Uważa pan, że rząd zdecyduje się na dalsze zmiany w OFE lub nawet ich likwidację?
- Ważne, by ocena OFE była możliwie wszechstronna. Dalsza marginalizacja funduszy pociągnęłaby za sobą konsekwencje, których trzeba być świadomym. Krok taki oznaczałby powiększenie lub przeniesienie całości ryzyka emerytalnego do FUS, co może uczynić system emerytalny niewypłacalnym. Takie zagrożenie rysuje się w świetle prognoz finansowych, które w 2011 i 2012 r. przygotował ZUS w oparciu o wskaźniki makroekonomiczne Ministerstwa Finansów i Eurostatu.
- Również dla rozwoju gospodarczego Polski byłoby to złe rozwiązanie. Gospodarka utraciłaby źródła stabilnego kapitału, jakim są OFE. Pamiętajmy, że w akcjach spółek giełdowych i w obligacjach BGK przeznaczonych na budowę autostrad, fundusze ulokowały do końca 2012 r. ok. 112 mld zł z 269,5 mld zł, jakimi w tym czasie zarządzały. Te środki zostały wykorzystane na rozwój gospodarki, budowę dróg czy inwestycje przedsiębiorstw.
- W dłuższej perspektywie trudno sobie wyobrazić, że gospodarka państwa będzie się rozwijać, gdy społeczeństwo zostanie przygniecione rosnącymi podatkami, przeznaczonymi na finansowanie zobowiązań emerytalnych, powstałych na skutek przeniesienia ich z OFE do FUS. A pamiętajmy, że sytuacja demograficzna się pogarsza i coraz trudniej będzie się z tych zobowiązań wywiązać.
Nadal nie rozwiązana jest kwestia wypłat z OFE, są pomysły, aby dokonywał ich ZUS, a środki zgromadzone w OFE trafiały do zakładu na kilka lat przed przejściem danej osoby na emeryturę. Czy byłoby to dobre rozwiązanie?
- Moim zdaniem dużo korzystniejsze dla przyszłych emerytów jest rozwiązanie rynkowe, które polega na tym, że emeryt otrzymuje comiesięczne świadczenie, ale przez pewien czas reszta jego kapitału nadal jest lokowana w odpowiednio bezpiecznych instrumentach finansowych. Pozwala to, mimo przejścia na emeryturę, nadal powiększać środki, jakie zgromadził. Propozycja wypłat z udziałem OFE uznana zosTała przez KNF za najkorzystniejszą z punktu widzenia finansów publicznych i wysokości kosztów operacyjnych wypłat.
Pojawia się też wiele opinii, że OFE są odpowiedzialne za narastanie długu publicznego.
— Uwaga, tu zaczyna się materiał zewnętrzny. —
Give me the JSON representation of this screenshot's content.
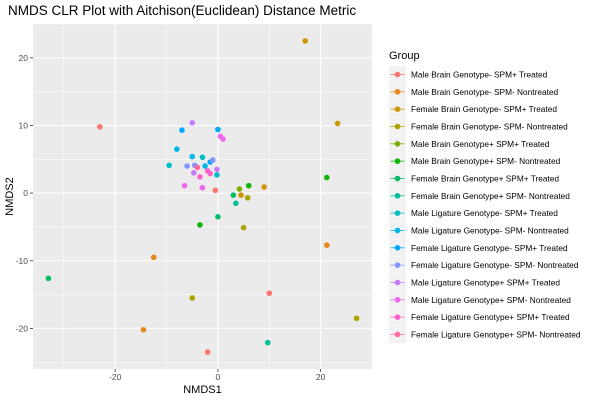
{
  "chart_data": {
    "type": "scatter",
    "title": "NMDS CLR Plot with Aitchison(Euclidean) Distance Metric",
    "xlabel": "NMDS1",
    "ylabel": "NMDS2",
    "xlim": [
      -36,
      30
    ],
    "ylim": [
      -26,
      25
    ],
    "x_ticks": [
      -20,
      0,
      20
    ],
    "y_ticks": [
      -20,
      -10,
      0,
      10,
      20
    ],
    "x_tick_labels": [
      "-20",
      "0",
      "20"
    ],
    "y_tick_labels": [
      "-20",
      "-10",
      "0",
      "10",
      "20"
    ],
    "grid": true,
    "legend": {
      "title": "Group",
      "placement": "right"
    },
    "series": [
      {
        "name": "Male Brain Genotype- SPM+ Treated",
        "color": "#F8766D",
        "points": [
          [
            -23,
            9.8
          ],
          [
            -2,
            -23.5
          ],
          [
            10,
            -14.8
          ],
          [
            -0.5,
            0.4
          ]
        ]
      },
      {
        "name": "Male Brain Genotype- SPM- Nontreated",
        "color": "#E7861B",
        "points": [
          [
            -12.5,
            -9.5
          ],
          [
            -14.5,
            -20.2
          ],
          [
            21.2,
            -7.7
          ]
        ]
      },
      {
        "name": "Female Brain Genotype- SPM+ Treated",
        "color": "#CD9600",
        "points": [
          [
            17,
            22.5
          ],
          [
            23.3,
            10.3
          ],
          [
            9,
            0.9
          ],
          [
            4.5,
            -0.3
          ]
        ]
      },
      {
        "name": "Female Brain Genotype- SPM- Nontreated",
        "color": "#A9A400",
        "points": [
          [
            27,
            -18.5
          ],
          [
            5,
            -5.1
          ],
          [
            -5,
            -15.5
          ],
          [
            5.8,
            -0.7
          ]
        ]
      },
      {
        "name": "Male Brain Genotype+ SPM+ Treated",
        "color": "#7CAE00",
        "points": [
          [
            4.2,
            0.6
          ]
        ]
      },
      {
        "name": "Male Brain Genotype+ SPM- Nontreated",
        "color": "#0CB702",
        "points": [
          [
            21.2,
            2.3
          ],
          [
            -3.5,
            -4.7
          ],
          [
            6,
            1.1
          ]
        ]
      },
      {
        "name": "Female Brain Genotype+ SPM+ Treated",
        "color": "#00BE67",
        "points": [
          [
            -33,
            -12.6
          ],
          [
            0,
            -3.5
          ],
          [
            3,
            -0.3
          ]
        ]
      },
      {
        "name": "Female Brain Genotype+ SPM- Nontreated",
        "color": "#00C19A",
        "points": [
          [
            9.7,
            -22.1
          ],
          [
            3.5,
            -1.5
          ]
        ]
      },
      {
        "name": "Male Ligature Genotype- SPM+ Treated",
        "color": "#00BFC4",
        "points": [
          [
            -9.5,
            4.1
          ],
          [
            -3,
            5.3
          ],
          [
            -0.2,
            2.7
          ]
        ]
      },
      {
        "name": "Male Ligature Genotype- SPM- Nontreated",
        "color": "#00B8E7",
        "points": [
          [
            -8,
            6.5
          ],
          [
            -2.5,
            4
          ],
          [
            -5,
            5.4
          ]
        ]
      },
      {
        "name": "Female Ligature Genotype- SPM+ Treated",
        "color": "#00A9FF",
        "points": [
          [
            -7,
            9.3
          ],
          [
            0,
            9.4
          ],
          [
            -1.5,
            4.6
          ]
        ]
      },
      {
        "name": "Female Ligature Genotype- SPM- Nontreated",
        "color": "#8494FF",
        "points": [
          [
            -6,
            4
          ],
          [
            -1,
            4.9
          ],
          [
            -4.5,
            4.1
          ]
        ]
      },
      {
        "name": "Male Ligature Genotype+ SPM+ Treated",
        "color": "#C77CFF",
        "points": [
          [
            -5,
            10.4
          ],
          [
            -4.7,
            3
          ],
          [
            -0.2,
            3.5
          ]
        ]
      },
      {
        "name": "Male Ligature Genotype+ SPM- Nontreated",
        "color": "#ED68ED",
        "points": [
          [
            -6.5,
            1.1
          ],
          [
            -3,
            0.8
          ],
          [
            0.5,
            8.4
          ],
          [
            1,
            8
          ]
        ]
      },
      {
        "name": "Female Ligature Genotype+ SPM+ Treated",
        "color": "#FF61CC",
        "points": [
          [
            -3.5,
            2.4
          ],
          [
            -2,
            3.3
          ],
          [
            -1.5,
            2.9
          ]
        ]
      },
      {
        "name": "Female Ligature Genotype+ SPM- Nontreated",
        "color": "#FF68A1",
        "points": [
          [
            -4,
            3.8
          ]
        ]
      }
    ]
  }
}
Zgadza się pan z tymi opiniami?
-Rzeczywiście, sporo osób przypisuje otwartym funduszom emerytalnym szczególnie negatywny wpływ na stan długu publicznego. Odwołam się do liczb i faktów. W bieżącym roku FUS trzeba będzie dofinansować kwotą 52,6 mld zł, z tego refundacja składek do OFE wyniesie 11 mld zł, czyli ok. 20 proc. kwoty dofinansowania FUS, a pieniądze te są inwestowane.
- Eksperci Forum Obywatelskiego Rozwoju w 2010 r., czyli jeszcze przed obniżeniem składki do funduszy emerytalnych, obliczyli, że refundacja składki do OFE w latach 2007-2010 zwiększyła przyrost deficytu finansów publicznych w tamtym okresie jedynie o 3,3 proc. Udział transferu składek do OFE w deficycie jest bardzo niski.
- Ponadto obecny koszt obsługi długu wynikającego z przekazywania składek do OFE jest niższy, aniżeli koszt długu rosnącego w FUS. Transfery do OFE państwo finansuje obligacjami skarbowymi, a rentowność 10-letnich obligacji wynosiła w ostatnich pięciu latach 5,8 proc.
Natomiast zobowiązania FUS indeksowane są inflacją powiększoną o realny wzrost funduszu płac, czyli w ciągu ostatnich pięciu lat średnio o 8,7 proc. Finansowanie FUS kosztuje więcej, niż transfery do OFE.